At the Paris Masters, Rune became the first ATP player to defeat five top-10 players in a single conventional tournament. After upsetting Hubert Hurkacz, Andrey Rublev, Alcaraz (who retired in the second set tie-break due to injury) and Félix Auger-Aliassime, he produced the performance of his life to defeat Djokovic 7-5 in the third set of the final.

“It takes a lot,” says Rune on what he learned from the experience. “It’s not easy, I tell you. It’s a lot of hard work. If you stop doing the hard work, you’re finished, boom. And you have to be able to maintain your high level every time you step on the court.

“Today, for example, I practised with Rublev. I kept my level good in the first set, but then I stepped a little bit down and – boom – he killed me. You have to be able to stay there and even raise it if necessary.”

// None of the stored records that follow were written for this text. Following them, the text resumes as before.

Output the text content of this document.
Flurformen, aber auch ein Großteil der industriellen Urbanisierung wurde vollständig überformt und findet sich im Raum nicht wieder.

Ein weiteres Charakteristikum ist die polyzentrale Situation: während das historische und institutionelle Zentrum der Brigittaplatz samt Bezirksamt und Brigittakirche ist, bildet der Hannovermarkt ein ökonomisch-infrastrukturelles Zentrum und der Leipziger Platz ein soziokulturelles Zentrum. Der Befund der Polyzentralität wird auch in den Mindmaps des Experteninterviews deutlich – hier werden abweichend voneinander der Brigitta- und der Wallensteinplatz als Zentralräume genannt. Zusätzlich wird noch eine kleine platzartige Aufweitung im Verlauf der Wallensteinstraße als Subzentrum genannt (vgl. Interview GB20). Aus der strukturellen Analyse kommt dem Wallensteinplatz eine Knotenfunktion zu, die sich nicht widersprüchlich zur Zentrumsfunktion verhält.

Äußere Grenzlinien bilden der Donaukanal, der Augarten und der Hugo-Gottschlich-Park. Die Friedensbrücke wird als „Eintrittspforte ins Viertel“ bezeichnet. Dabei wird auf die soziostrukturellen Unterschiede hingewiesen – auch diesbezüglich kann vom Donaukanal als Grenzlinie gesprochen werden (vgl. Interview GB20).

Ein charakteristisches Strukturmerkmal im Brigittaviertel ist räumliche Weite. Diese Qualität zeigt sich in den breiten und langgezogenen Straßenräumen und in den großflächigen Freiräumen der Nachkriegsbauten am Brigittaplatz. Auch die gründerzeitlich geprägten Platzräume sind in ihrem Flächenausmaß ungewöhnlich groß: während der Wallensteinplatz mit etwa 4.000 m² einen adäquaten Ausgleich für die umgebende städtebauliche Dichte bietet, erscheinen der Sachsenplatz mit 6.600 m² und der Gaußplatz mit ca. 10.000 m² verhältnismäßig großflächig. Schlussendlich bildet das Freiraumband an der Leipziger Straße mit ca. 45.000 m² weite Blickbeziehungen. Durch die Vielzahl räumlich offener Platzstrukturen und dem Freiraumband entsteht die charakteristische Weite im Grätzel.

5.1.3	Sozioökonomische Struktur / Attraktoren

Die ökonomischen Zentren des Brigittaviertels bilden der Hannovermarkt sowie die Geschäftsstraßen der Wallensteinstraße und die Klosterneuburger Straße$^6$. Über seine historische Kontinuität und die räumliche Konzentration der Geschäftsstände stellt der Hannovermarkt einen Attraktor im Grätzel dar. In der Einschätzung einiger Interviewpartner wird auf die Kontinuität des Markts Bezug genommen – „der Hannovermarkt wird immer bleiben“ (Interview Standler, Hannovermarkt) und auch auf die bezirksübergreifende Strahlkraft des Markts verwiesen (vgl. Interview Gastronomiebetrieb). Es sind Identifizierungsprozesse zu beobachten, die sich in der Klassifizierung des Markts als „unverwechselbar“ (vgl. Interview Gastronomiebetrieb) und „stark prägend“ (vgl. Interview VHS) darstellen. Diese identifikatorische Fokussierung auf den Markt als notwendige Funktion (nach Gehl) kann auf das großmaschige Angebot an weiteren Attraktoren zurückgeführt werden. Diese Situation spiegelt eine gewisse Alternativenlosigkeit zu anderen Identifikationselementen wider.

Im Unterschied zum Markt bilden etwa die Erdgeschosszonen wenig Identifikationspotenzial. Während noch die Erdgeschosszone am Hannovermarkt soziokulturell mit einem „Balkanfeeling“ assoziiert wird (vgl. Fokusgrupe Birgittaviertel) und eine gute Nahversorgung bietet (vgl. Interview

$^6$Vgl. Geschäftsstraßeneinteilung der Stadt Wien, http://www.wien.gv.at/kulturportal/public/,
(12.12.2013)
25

This clay-court season has been perhaps the best extended period of Rune’s career to date. He reached ATP Masters 1000 finals in Monte Carlo and Rome, losing to Rublev and Daniil Medvedev respectively. He beat four top-10 players in those tournaments, including the world No 1 Djokovic, and also won an ATP 250 in Munich after saving four match points against Botic van de Zandschulp in the final.

Holger Rune plays a shot in Monte Carlo where, as he did in Rome, he reached the final but lost. Photograph: Valéry Hache/AFP/Getty Images

As he has risen, the drama has followed at a breathless rate. Even before he reached the top 100, he was already releasing strongly worded statements on social media, criticising the ATP for its ranking system after the Covid hiatus. After losing their French Open quarter-final, he accused the mild-mannered Casper Ruud of shouting “Jaa” in his face in the locker room and a lack of class. He was told by Stan Wawrinka to “stop acting like a baby on court”. Recently, he has continually argued with umpires about his reaction to hostile crowds. He can be petulant on court and, as Lahyani found out, sometimes cross the line.

Off the court, Rune is far less of an extrovert, although his ambition is clear. He has rejected suggestions that he is a “villain” but fans have taken note of his demeanour and they constantly prod him when he faces popular players. When a crowd boos him, he usually gestures back.

“I might take a nap,” says Rune on how he will deal with hostile crowds in the future. “I’m just going to wait for them to finish. Obviously they can do what they want but I don’t think it’s nice for the crowd to delay a game for 10 minutes. I don’t care, I’m just there to play the tennis match.”

Not all of the incidents have been so inoffensive. In 2021, Rune was caught on video shouting gay slurs after points during an ATP Challenger match in Biella, Italy. Rune insisted that the slurs were towards himself rather than his opponent, Tomás Etcheverry, as if this somehow excused the comments.

His initial reaction to the subsequent criticism fanned the flames: “Sorry for not being as perfect yet as you all expect,” he initially wrote. Rune subsequently edited the post and apologised. He was eventually fined by the ATP.

Today, Rune sits at a career-high ranking of No 6 and as the French Open beckons, he is the only player to have reached two Masters 1000 finals on clay this year. He will head to Roland Garros having positioned himself as a clear contender in the most open edition of the event since he was merely a one-year-old.